[R] input data file

jim holtman jholtman at gmail.com
Wed Aug 8 06:11:50 CEST 2007


You don't have to name them after numbers.  What I sent was just an
example of a character vector with file names.  If you have all the
files in a directory, then you can set the loop to read in all the
files (or selected one based on a pattern match).  If you are
copy/pasting the 'scan' command, then you must somehow be changing the
file name that is being read and the R object that you are storing the
values in.

You can use list.files(pattern="..") to select a list of file names.
This is much easier than copy/paste.

On 8/8/07, Tiandao Li <Tiandao.Li at usm.edu> wrote:
> I thought of loop at first. My data were generated from 32 microarray
> experiments, each had 3 replicates, 96 files in total. I named the files
> based on different conditions or time series, and I really won't want to
> name them after numbers.
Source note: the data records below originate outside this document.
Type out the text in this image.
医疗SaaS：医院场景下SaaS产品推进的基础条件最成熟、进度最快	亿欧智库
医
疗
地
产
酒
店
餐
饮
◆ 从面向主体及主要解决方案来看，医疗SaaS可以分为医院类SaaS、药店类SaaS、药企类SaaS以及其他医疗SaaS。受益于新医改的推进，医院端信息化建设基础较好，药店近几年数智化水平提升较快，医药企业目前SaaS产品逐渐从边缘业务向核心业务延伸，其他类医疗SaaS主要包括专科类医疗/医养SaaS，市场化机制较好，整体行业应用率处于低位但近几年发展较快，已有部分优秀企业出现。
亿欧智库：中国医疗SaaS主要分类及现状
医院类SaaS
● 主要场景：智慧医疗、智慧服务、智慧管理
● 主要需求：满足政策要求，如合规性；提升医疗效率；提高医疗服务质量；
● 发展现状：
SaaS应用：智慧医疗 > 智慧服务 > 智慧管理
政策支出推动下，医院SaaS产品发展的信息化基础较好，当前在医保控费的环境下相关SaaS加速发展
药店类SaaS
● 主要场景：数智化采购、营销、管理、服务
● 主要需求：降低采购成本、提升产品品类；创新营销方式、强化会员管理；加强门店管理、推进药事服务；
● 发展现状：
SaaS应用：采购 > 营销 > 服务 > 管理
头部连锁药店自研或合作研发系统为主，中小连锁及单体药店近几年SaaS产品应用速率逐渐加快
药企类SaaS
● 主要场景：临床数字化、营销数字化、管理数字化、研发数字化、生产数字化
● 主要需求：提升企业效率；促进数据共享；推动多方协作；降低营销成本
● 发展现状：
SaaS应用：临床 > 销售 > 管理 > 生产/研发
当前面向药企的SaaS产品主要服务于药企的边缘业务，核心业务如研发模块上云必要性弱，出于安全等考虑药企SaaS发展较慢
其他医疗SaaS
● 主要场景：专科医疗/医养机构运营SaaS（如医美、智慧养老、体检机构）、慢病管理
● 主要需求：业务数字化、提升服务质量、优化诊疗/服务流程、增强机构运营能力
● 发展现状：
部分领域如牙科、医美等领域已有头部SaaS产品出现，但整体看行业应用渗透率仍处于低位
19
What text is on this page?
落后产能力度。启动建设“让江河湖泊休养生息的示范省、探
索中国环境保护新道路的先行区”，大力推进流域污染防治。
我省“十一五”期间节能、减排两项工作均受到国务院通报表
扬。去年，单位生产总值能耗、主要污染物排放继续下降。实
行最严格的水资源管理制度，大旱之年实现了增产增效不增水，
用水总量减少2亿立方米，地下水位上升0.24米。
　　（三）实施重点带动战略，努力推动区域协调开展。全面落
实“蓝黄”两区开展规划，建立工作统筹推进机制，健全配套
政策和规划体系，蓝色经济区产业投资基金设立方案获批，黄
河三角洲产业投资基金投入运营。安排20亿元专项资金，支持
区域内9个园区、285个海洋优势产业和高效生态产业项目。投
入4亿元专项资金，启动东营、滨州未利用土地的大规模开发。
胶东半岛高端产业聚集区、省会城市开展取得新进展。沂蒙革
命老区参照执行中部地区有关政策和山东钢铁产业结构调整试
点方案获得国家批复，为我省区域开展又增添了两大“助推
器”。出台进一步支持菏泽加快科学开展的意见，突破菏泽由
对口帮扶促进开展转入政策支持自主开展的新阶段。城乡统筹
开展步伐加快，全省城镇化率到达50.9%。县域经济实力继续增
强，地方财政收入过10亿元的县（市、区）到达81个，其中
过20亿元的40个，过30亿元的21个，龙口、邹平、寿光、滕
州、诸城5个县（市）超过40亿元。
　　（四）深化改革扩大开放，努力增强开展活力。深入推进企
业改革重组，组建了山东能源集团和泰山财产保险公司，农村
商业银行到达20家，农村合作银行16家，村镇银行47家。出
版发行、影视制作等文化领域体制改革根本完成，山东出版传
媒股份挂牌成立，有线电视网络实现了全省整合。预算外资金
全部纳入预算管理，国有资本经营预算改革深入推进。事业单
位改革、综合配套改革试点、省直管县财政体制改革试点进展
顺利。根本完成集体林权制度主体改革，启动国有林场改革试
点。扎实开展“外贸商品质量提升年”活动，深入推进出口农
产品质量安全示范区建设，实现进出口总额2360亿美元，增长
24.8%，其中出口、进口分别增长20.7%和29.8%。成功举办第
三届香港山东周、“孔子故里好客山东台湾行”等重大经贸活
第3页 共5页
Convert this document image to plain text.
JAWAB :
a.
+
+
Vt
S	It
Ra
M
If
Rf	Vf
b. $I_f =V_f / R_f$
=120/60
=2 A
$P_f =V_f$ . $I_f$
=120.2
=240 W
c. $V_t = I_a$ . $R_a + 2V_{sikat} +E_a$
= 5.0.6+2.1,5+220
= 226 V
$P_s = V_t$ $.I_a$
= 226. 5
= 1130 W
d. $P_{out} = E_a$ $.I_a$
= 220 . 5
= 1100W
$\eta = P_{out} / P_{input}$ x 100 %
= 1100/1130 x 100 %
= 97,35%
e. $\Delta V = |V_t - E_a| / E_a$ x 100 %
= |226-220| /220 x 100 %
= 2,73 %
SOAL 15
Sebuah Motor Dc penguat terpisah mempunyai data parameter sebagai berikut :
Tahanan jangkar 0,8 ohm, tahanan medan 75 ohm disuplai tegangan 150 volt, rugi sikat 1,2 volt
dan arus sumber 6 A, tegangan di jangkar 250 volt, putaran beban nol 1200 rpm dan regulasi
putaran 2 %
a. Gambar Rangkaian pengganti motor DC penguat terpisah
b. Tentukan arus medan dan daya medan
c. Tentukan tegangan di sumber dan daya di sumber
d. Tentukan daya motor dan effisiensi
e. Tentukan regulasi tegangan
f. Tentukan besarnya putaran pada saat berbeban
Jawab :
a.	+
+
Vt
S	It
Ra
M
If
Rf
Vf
It will make me confused later when I need to
> refer/compare them.
>
>
> On Tue, 7 Aug 2007, jim holtman wrote:
>
> I would hope that you don't have 100 'scan' statements; you should
> just have a loop that is using a set of file names in a vector to read
> the data.  Are you reading the data into separate objects?  If so,
> have you considered reading the 100 files into a 'list' so that you
> have a single object with all of your data?  This is then easy to save
> with the 'save' function and then you can quickly retrieve it with the
> 'load' statement.
>
> file.names <- c('file1', ..., 'file100')
> input.list <- list()
> for (i in file.names){
>    input.list[[i]] <- scan(i, what=....)
> }
>
> You can then 'save(input.list, file='save.Rdata')'.  You can access
> the data from the individual files with:
>
> input.list[['file33']]
>
>
>
>
>
> On 8/7/07, Tiandao Li <Tiandao.Li at usm.edu> wrote:
> > In the first part of myfile.R, I used scan() 100 times to read data from
> > 100 different tab-delimited files. I want to save this part to another
> > data file, so I won't accidently make mistakes, and I want to re-use/input
> > it like infile statement in SAS or \input(file.tex} in latex. Don't want
> > to copy/paste 100 scan() every time I need to read the same data.
> >
> > Thanks!
> >
> > On Tue, 7 Aug 2007, jim holtman wrote:
> >
> > If you are going to read it back into R, then use 'save'; if it is
> > input to another applicaiton, consider 'write.csv'.  I assume that
> > when you say "save all my data files" you really mean "save all my R
> > objects".
> >
> > On 8/7/07, Tiandao Li <Tiandao.Li at usm.edu> wrote:
> > > Hello,
> > >
> > > I am new to R. I used scan() to read data from tab-delimited files. I want
> > > to save all my data files (multiple scan()) in another file, and use it
> > > like infile statement in SAS or \input{tex.file} in latex.
> > >
> > > Thanks!
> > >
> > > ______________________________________________
> > > R-help at stat.math.ethz.ch mailing list
> > > https://stat.ethz.ch/mailman/listinfo/r-help
> > > PLEASE do read the posting guide http://www.R-project.org/posting-guide.html
> > > and provide commented, minimal, self-contained, reproducible code.
> > >
> >
> >
> > --
> > Jim Holtman
> > Cincinnati, OH
> > +1 513 646 9390
> >
> > What is the problem you are trying to solve?
> >
>
>
> --
> Jim Holtman
> Cincinnati, OH
> +1 513 646 9390
>
> What is the problem you are trying to solve?
>


-- 
Jim Holtman
Cincinnati, OH
+1 513 646 9390

What is the problem you are trying to solve?